Lo bueno del caso fue que hice esas transiciones simultáneamente con la extraordinaria compañera que, por ser mi contemporánea, me habían pareado casi desde el principio.  Éramos dos piojitas que bailaban en cualquier nivel con el mismo entusiasmo y la misma sonrisa.  Nos daban números para nosotras solas, nos ponían al frente en bailes de grupo, nos pedían asistir a las más pequeñas, nos llevaban a seminarios en San Juan y hasta tomamos clase con Leonor Costanzo.  A los nueve, comenzaron las clases de punta.  Para entonces, los sábados ya eran cosa de todo el día.  Poco tiempo después, la academia cambió de administración, sumando a la ecuación varones, otros géneros de baile, clases los miércoles, viajes a Ponce y oportunidades para distintas audiciones.  Trajo, además, más estructura: un código de vestimenta, hacerse la dona sin flequillo alguno y hasta un maquillaje específico para los recitales.  Fueron buenos tiempos, pero todo tiene su final.  El mío incluye una preadolescente en plena pubertad que se cansó del sacrificio y de sentirse menos por engordar algunas libras.

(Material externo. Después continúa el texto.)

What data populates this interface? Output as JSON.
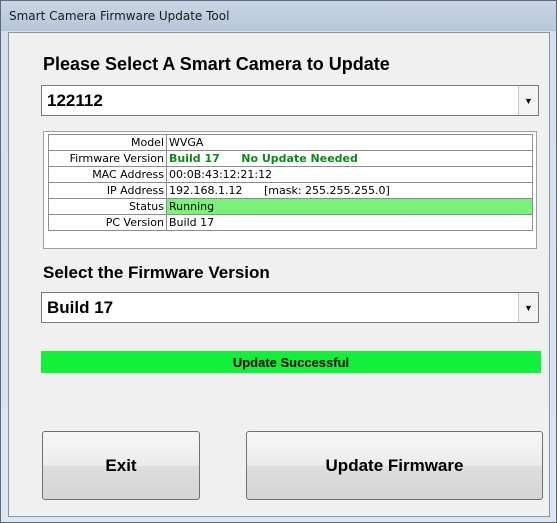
{
  "window": {
    "title": "Smart Camera Firmware Update Tool"
  },
  "camera_select": {
    "heading": "Please Select A Smart Camera to Update",
    "selected": "122112"
  },
  "info": {
    "rows": [
      {
        "label": "Model",
        "value": "WVGA"
      },
      {
        "label": "Firmware Version",
        "value": "Build 17",
        "note": "No Update Needed"
      },
      {
        "label": "MAC Address",
        "value": "00:0B:43:12:21:12"
      },
      {
        "label": "IP Address",
        "value": "192.168.1.12",
        "note": "[mask: 255.255.255.0]"
      },
      {
        "label": "Status",
        "value": "Running"
      },
      {
        "label": "PC Version",
        "value": "Build 17"
      }
    ]
  },
  "firmware_select": {
    "heading": "Select the Firmware Version",
    "selected": "Build 17"
  },
  "status_message": "Update Successful",
  "buttons": {
    "exit": "Exit",
    "update": "Update Firmware"
  },
  "colors": {
    "ok_text": "#0a8a17",
    "running_bg": "#7af27a",
    "success_bg": "#13f03a"
  }
}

¡No saques el violín!  Salir de la academia no fue sinónimo de dejar de bailar.  Me divertí mucho coreografiando bailes para cada embeleco del colegio y bailando en la sala viendo vídeos o escuchando música.  Recién llegada a la universidad, audicioné para el grupo de baile del que tanto me habían hablado.  A la semana, publicaron los resultados y el primer nombre en la lista era el mío, pero no entré.  Yo no necesitaba formar parte de un cuerpo de baile, sólo quería probarme a mí misma que aún podía hacerlo si quería.  Décadas más tarde, sigo caminando con los pies hacia afuera, apuntándolos cuando levanto las piernas, estirando los brazos en líneas limpias hasta en las clases de Zumba, enfocando la mirada en un punto fijo cuando giro en la pista de alguna fiesta y me encanta ser la que rompe el hielo.  Seguir el ritmo, aprenderme una rutina y enseñar a mi hijo a bailar, son sólo algunos beneficios del legado que dejó en mí la gran disciplina de este hermoso arte.  Y, así, como nadie puede quitarme mis conocimientos, tampoco ¡nadie me quita lo baila’o!